E2F-2 El plásmido de doble nicasa (h) consiste en un par de plásmidos emparejados diseñados para la edición de alta especificidad del locus E2F2 en líneas celulares human. Cada plásmido expresa una nicasa Cas9 D10A y un ARN guía específico (sgRNA) dirigido a cadenas de ADN opuestas dentro de E2F2. Cuando se dirigen a sitios adyacentes en cadenas de ADN opuestas, las dos nicasas generan cortes en cadena simple desplazados que, juntos, producen una rotura de doble cadena escalonada, lo que requiere una actividad coordinada sobre el objetivo por parte de ambas guías. La rotura de ADN resultante se resuelve mediante vías de reparación celular endógenas, más comúnmente a través de la unión de extremos no homólogos (NHEJ), lo que da lugar a inserciones o deleciones que alteran la función de E2F2. Al requerir la participación de dos ARN guía en el locus diana, el enfoque de doble corte mejora la especificidad de la edición y proporciona una estrategia CRISPR complementaria para aplicaciones en las que se desea un control adicional sobre la precisión de la orientación.

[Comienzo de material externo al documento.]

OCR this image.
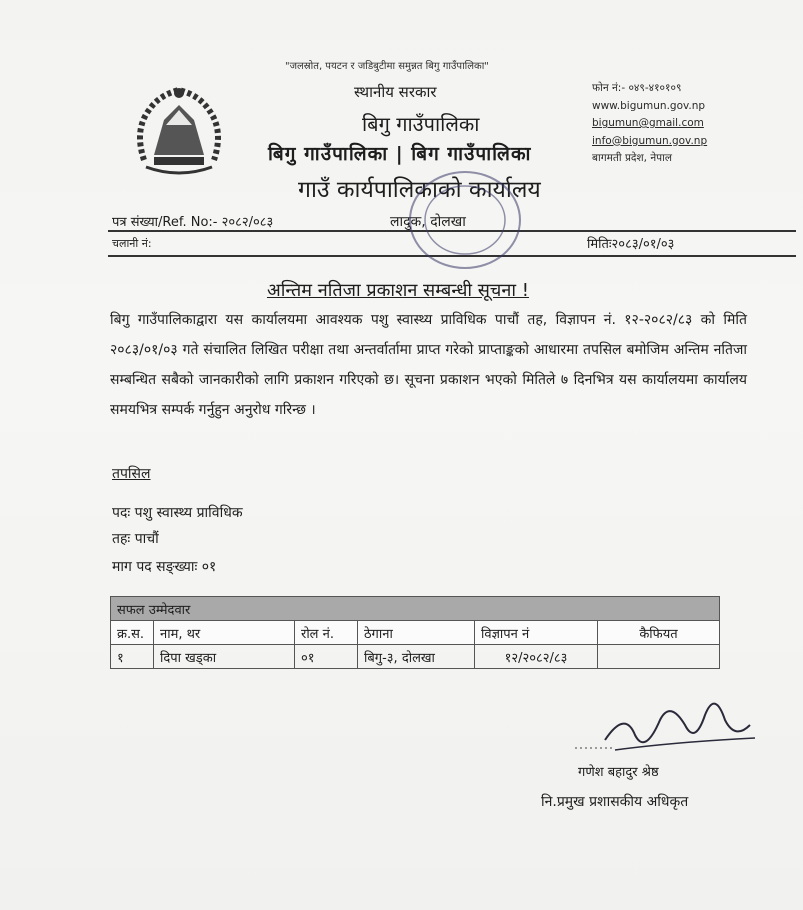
"जलस्रोत, पयटन र जडिबुटीमा समुन्नत बिगु गाउँपालिका"
स्थानीय सरकार
बिगु गाउँपालिका
बिगु गाउँपालिका | बिग गाउँपालिका
गाउँ कार्यपालिकाको कार्यालय
फोन नं:- ०४९-४१०१०९
www.bigumun.gov.np
bigumun@gmail.com
info@bigumun.gov.np
बागमती प्रदेश, नेपाल
पत्र संख्या/Ref. No:- २०८२/०८३	लादुक, दोलखा
चलानी नं:	मितिः२०८३/०१/०३
अन्तिम नतिजा प्रकाशन सम्बन्धी सूचना !
बिगु गाउँपालिकाद्वारा यस कार्यालयमा आवश्यक पशु स्वास्थ्य प्राविधिक पाचौं तह, विज्ञापन नं. १२-२०८२/८३ को मिति २०८३/०१/०३ गते संचालित लिखित परीक्षा तथा अन्तर्वार्तामा प्राप्त गरेको प्राप्ताङ्कको आधारमा तपसिल बमोजिम अन्तिम नतिजा सम्बन्धित सबैको जानकारीको लागि प्रकाशन गरिएको छ। सूचना प्रकाशन भएको मितिले ७ दिनभित्र यस कार्यालयमा कार्यालय समयभित्र सम्पर्क गर्नुहुन अनुरोध गरिन्छ ।
तपसिल
पदः पशु स्वास्थ्य प्राविधिक
तहः पाचौं
माग पद सङ्ख्याः ०१
सफल उम्मेदवार					
क्र.स.	नाम, थर	रोल नं.	ठेगाना	विज्ञापन नं	कैफियत
१	दिपा खड्का	०१	बिगु-३, दोलखा	१२/२०८२/८३	
गणेश बहादुर श्रेष्ठ
नि.प्रमुख प्रशासकीय अधिकृत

Para facilitar la identificación eficiente de las células editadas, un plásmido codifica GFP para la visualización fluorescente de las poblaciones transfectadas, mientras que el plásmido complementario lleva un gen de resistencia a la puromicina para la selección con antibióticos. En conjunto, estas características facilitan el enriquecimiento eficiente de las poblaciones cotransfectadas y simplifican la validación de los clones con E2F2 alterado.
Sólo para uso en investigación. No destinado a uso diagnóstico o terapéutico.